2009-03-17 Thread Ben Scott
2009/3/17 Greg Rundlett (freephile) g...@freephile.com:
 Aren't GNHLUG lists configured that way?

list_admin

  They're mainly configured with the stock defaults (except when
they're not, heh).  If consensus of the list membership is that HTML
stripping should be turned on, it's easy enough to do so.

  Note that a few people complaining loudly is not consensus.  :)  I'm
not exactly sure how we'd gauge consensus of the list.  I don't think
we can ask for a majority when we don't even know how many people we
really have reading.

  FWIW, there are currently 273 apparently-working addresses
subscribed to gnhlug-discuss.  Addresses != people.

/list_admin

 As an aside, I'd be in favor of Google changing the descriptions to
 non-standard and standard text

personal_opinion

  (Somewhat playing devil's advocate here.)  MIME
multipart/alternative is well-defined; HTML is well-defined.  I'm not
sure why using those specifications as they were intended yields
non-standard.  The Internet is built on rough consensus and working
code, and it seems HTML mail has achieved that more than many other
things we're pleased to call standard.  (Ever try to get two
different IPsec implementations to interoperate?  *shudder*)

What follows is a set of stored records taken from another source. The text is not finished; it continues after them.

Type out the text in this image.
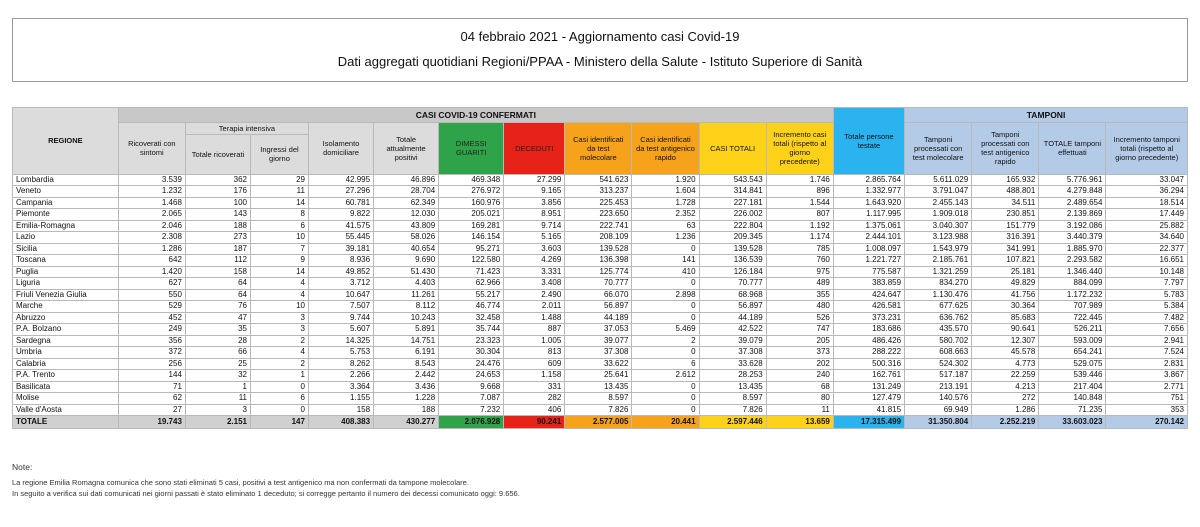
04 febbraio 2021 - Aggiornamento casi Covid-19
Dati aggregati quotidiani Regioni/PPAA - Ministero della Salute - Istituto Superiore di Sanità
REGIONE	CASI COVID-19 CONFERMATI											Totale persone testate	TAMPONI			
	Ricoverati con sintomi	Terapia intensiva		Isolamento domiciliare	Totale attualmente positivi	DIMESSI GUARITI	DECEDUTI	Casi identificati da test molecolare	Casi identificati da test antigenico rapido	CASI TOTALI	Incremento casi totali (rispetto al giorno precedente)		Tamponi processati con test molecolare	Tamponi processati con test antigenico rapido	TOTALE tamponi effettuati	Incremento tamponi totali (rispetto al giorno precedente)
		Totale ricoverati	Ingressi del giorno													
Lombardia	3.539	362	29	42.995	46.896	469.348	27.299	541.623	1.920	543.543	1.746	2.865.764	5.611.029	165.932	5.776.961	33.047
Veneto	1.232	176	11	27.296	28.704	276.972	9.165	313.237	1.604	314.841	896	1.332.977	3.791.047	488.801	4.279.848	36.294
Campania	1.468	100	14	60.781	62.349	160.976	3.856	225.453	1.728	227.181	1.544	1.643.920	2.455.143	34.511	2.489.654	18.514
Piemonte	2.065	143	8	9.822	12.030	205.021	8.951	223.650	2.352	226.002	807	1.117.995	1.909.018	230.851	2.139.869	17.449
Emilia-Romagna	2.046	188	6	41.575	43.809	169.281	9.714	222.741	63	222.804	1.192	1.375.061	3.040.307	151.779	3.192.086	25.882
Lazio	2.308	273	10	55.445	58.026	146.154	5.165	208.109	1.236	209.345	1.174	2.444.101	3.123.988	316.391	3.440.379	34.640
Sicilia	1.286	187	7	39.181	40.654	95.271	3.603	139.528	0	139.528	785	1.008.097	1.543.979	341.991	1.885.970	22.377
Toscana	642	112	9	8.936	9.690	122.580	4.269	136.398	141	136.539	760	1.221.727	2.185.761	107.821	2.293.582	16.651
Puglia	1.420	158	14	49.852	51.430	71.423	3.331	125.774	410	126.184	975	775.587	1.321.259	25.181	1.346.440	10.148
Liguria	627	64	4	3.712	4.403	62.966	3.408	70.777	0	70.777	489	383.859	834.270	49.829	884.099	7.797
Friuli Venezia Giulia	550	64	4	10.647	11.261	55.217	2.490	66.070	2.898	68.968	355	424.647	1.130.476	41.756	1.172.232	5.783
Marche	529	76	10	7.507	8.112	46.774	2.011	56.897	0	56.897	480	426.581	677.625	30.364	707.989	5.384
Abruzzo	452	47	3	9.744	10.243	32.458	1.488	44.189	0	44.189	526	373.231	636.762	85.683	722.445	7.482
P.A. Bolzano	249	35	3	5.607	5.891	35.744	887	37.053	5.469	42.522	747	183.686	435.570	90.641	526.211	7.656
Sardegna	356	28	2	14.325	14.751	23.323	1.005	39.077	2	39.079	205	486.426	580.702	12.307	593.009	2.941
Umbria	372	66	4	5.753	6.191	30.304	813	37.308	0	37.308	373	288.222	608.663	45.578	654.241	7.524
Calabria	256	25	2	8.262	8.543	24.476	609	33.622	6	33.628	202	500.316	524.302	4.773	529.075	2.831
P.A. Trento	144	32	1	2.266	2.442	24.653	1.158	25.641	2.612	28.253	240	162.761	517.187	22.259	539.446	3.867
Basilicata	71	1	0	3.364	3.436	9.668	331	13.435	0	13.435	68	131.249	213.191	4.213	217.404	2.771
Molise	62	11	6	1.155	1.228	7.087	282	8.597	0	8.597	80	127.479	140.576	272	140.848	751
Valle d'Aosta	27	3	0	158	188	7.232	406	7.826	0	7.826	11	41.815	69.949	1.286	71.235	353
TOTALE	19.743	2.151	147	408.383	430.277	2.076.928	90.241	2.577.005	20.441	2.597.446	13.659	17.315.499	31.350.804	2.252.219	33.603.023	270.142
Note:
La regione Emilia Romagna comunica che sono stati eliminati 5 casi, positivi a test antigenico ma non confermati da tampone molecolare.
In seguito a verifica sui dati comunicati nei giorni passati è stato eliminato 1 deceduto; si corregge pertanto il numero dei decessi comunicato oggi: 9.656.
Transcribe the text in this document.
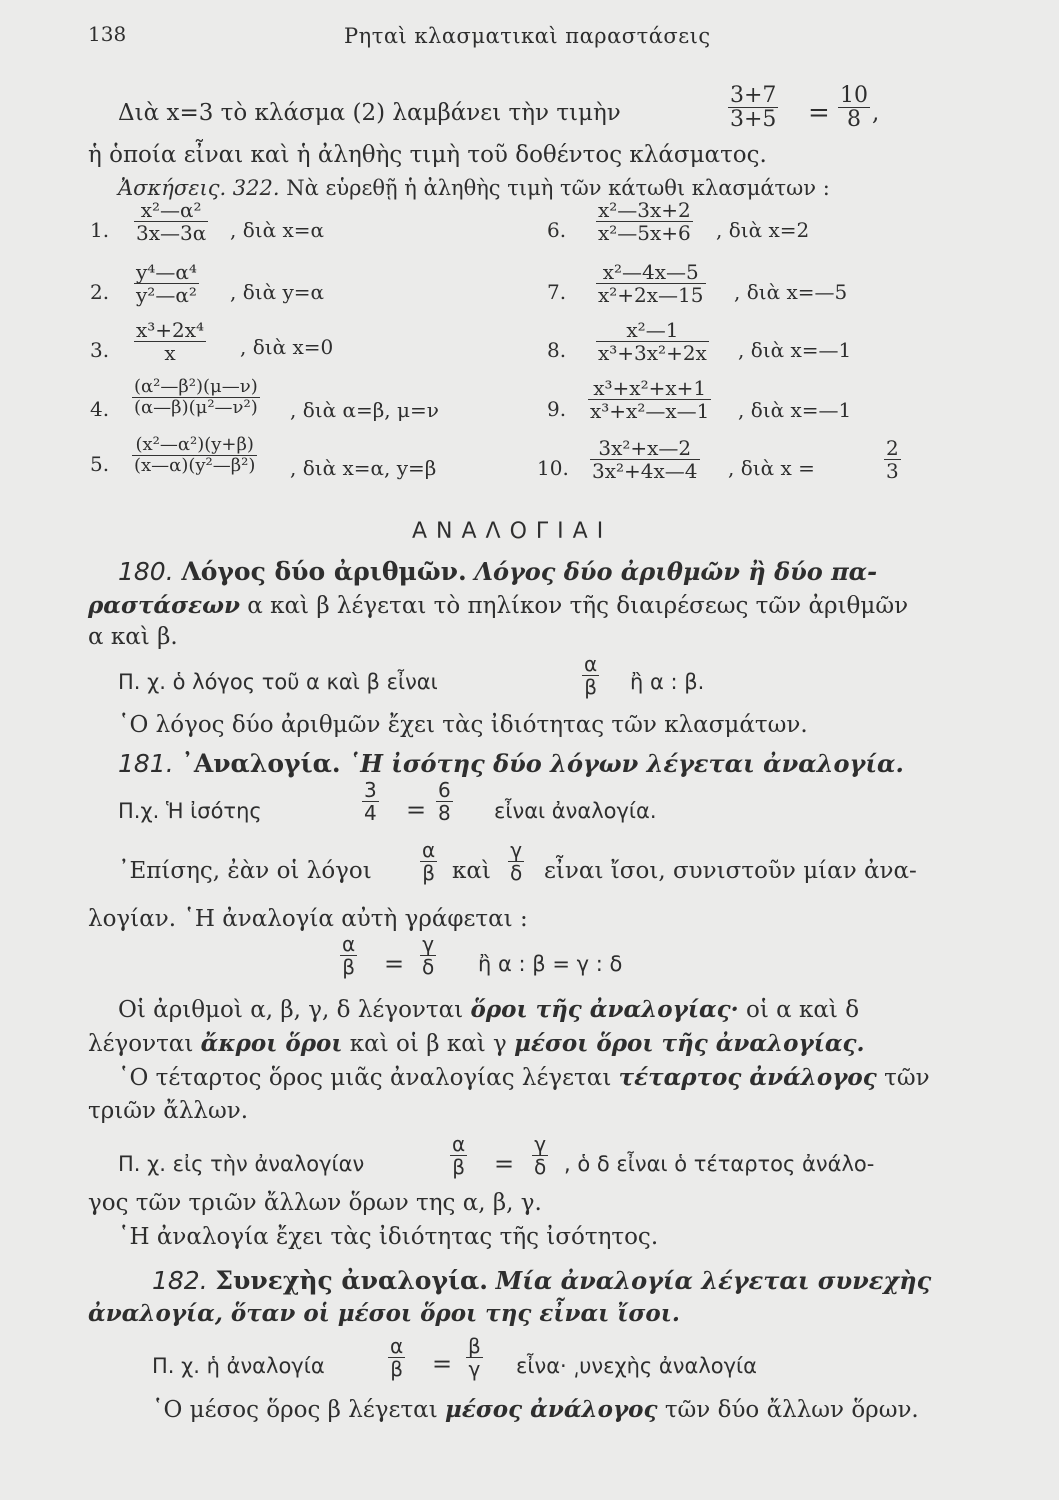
138	Ρηταὶ κλασματικαὶ παραστάσεις
Διὰ x=3 τὸ κλάσμα (2) λαμβάνει τὴν τιμὴν	$\frac{3+7}{3+5} = \frac{10}{8}$ ,
ἡ ὁποία εἶναι καὶ ἡ ἀληθὴς τιμὴ τοῦ δοθέντος κλάσματος.
Ἀσκήσεις. 322. Νὰ εὑρεθῇ ἡ ἀληθὴς τιμὴ τῶν κάτωθι κλασμάτων :
1. $\frac{\text{x²—α²}}{3x—3\alpha}$ , διὰ x=α
2. $\frac{\text{y⁴—α⁴}}{\text{y²—α²}}$ , διὰ y=α
3. $\frac{\text{x³+2x⁴}}{x}$ , διὰ x=0
4. $\frac{\text{(α²—β²)(μ—ν)}}{\text{(α—β)(μ²—ν²)}}$ , διὰ α=β, μ=ν
5. $\frac{\text{(x²—α²)(y+β)}}{\text{(x—α)(y²—β²)}}$ , διὰ x=α, y=β
6. $\frac{\text{x²—3x+2}}{\text{x²—5x+6}}$ , διὰ x=2
7. $\frac{\text{x²—4x—5}}{\text{x²+2x—15}}$ , διὰ x=—5
8. $\frac{\text{x²—1}}{\text{x³+3x²+2x}}$ , διὰ x=—1
9. $\frac{\text{x³+x²+x+1}}{\text{x³+x²—x—1}}$ , διὰ x=—1
10. $\frac{\text{3x²+x—2}}{\text{3x²+4x—4}}$ , διὰ x =	$\frac{2}{3}$
ΑΝΑΛΟΓΙΑΙ
180. Λόγος δύο ἀριθμῶν. Λόγος δύο ἀριθμῶν ἢ δύο πα-
ραστάσεων α καὶ β λέγεται τὸ πηλίκον τῆς διαιρέσεως τῶν ἀριθμῶν
α καὶ β.
Π. χ. ὁ λόγος τοῦ α καὶ β εἶναι	$\frac{\alpha}{\beta}$ ἢ α : β.
῾Ο λόγος δύο ἀριθμῶν ἔχει τὰς ἰδιότητας τῶν κλασμάτων.
181. ᾿Αναλογία. ῾Η ἰσότης δύο λόγων λέγεται ἀναλογία.
Π.χ. Ἡ ἰσότης	$\frac{3}{4} = \frac{6}{8}$ εἶναι ἀναλογία.
᾿Επίσης, ἐὰν οἱ λόγοι $\frac{\alpha}{\beta}$ καὶ $\frac{\gamma}{\delta}$ εἶναι ἴσοι, συνιστοῦν μίαν ἀνα-
λογίαν. ῾Η ἀναλογία αὐτὴ γράφεται :
$\frac{\alpha}{\beta} = \frac{\gamma}{\delta}$ ἢ α : β = γ : δ
Οἱ ἀριθμοὶ α, β, γ, δ λέγονται ὅροι τῆς ἀναλογίας· οἱ α καὶ δ
λέγονται ἄκροι ὅροι καὶ οἱ β καὶ γ μέσοι ὅροι τῆς ἀναλογίας.
῾Ο τέταρτος ὅρος μιᾶς ἀναλογίας λέγεται τέταρτος ἀνάλογος τῶν
τριῶν ἄλλων.
Π. χ. εἰς τὴν ἀναλογίαν	$\frac{\alpha}{\beta} = \frac{\gamma}{\delta}$ , ὁ δ εἶναι ὁ τέταρτος ἀνάλο-
γος τῶν τριῶν ἄλλων ὅρων της α, β, γ.
῾Η ἀναλογία ἔχει τὰς ἰδιότητας τῆς ἰσότητος.
182. Συνεχὴς ἀναλογία. Μία ἀναλογία λέγεται συνεχὴς
ἀναλογία, ὅταν οἱ μέσοι ὅροι της εἶναι ἴσοι.
Π. χ. ἡ ἀναλογία	$\frac{\alpha}{\beta} = \frac{\beta}{\gamma}$ εἶνα· ͵υνεχὴς ἀναλογία
῾Ο μέσος ὅρος β λέγεται μέσος ἀνάλογος τῶν δύο ἄλλων ὅρων.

  Don't get me wrong, I think HTML mail is overrated, usually
annoying, often abused, and occasionally outright dangerous.  But I'm
also a big believer in it takes all kinds.

  I generally avoid posting HTML mail on this list because I know
there are some who actively dislike it, it's mostly not needed, and
workarounds do exist.  But on occasion I've found it would have been
convenient to just hyperlink something, rather than resorting to
cumbersome manual footnotes and URLs in plaintext.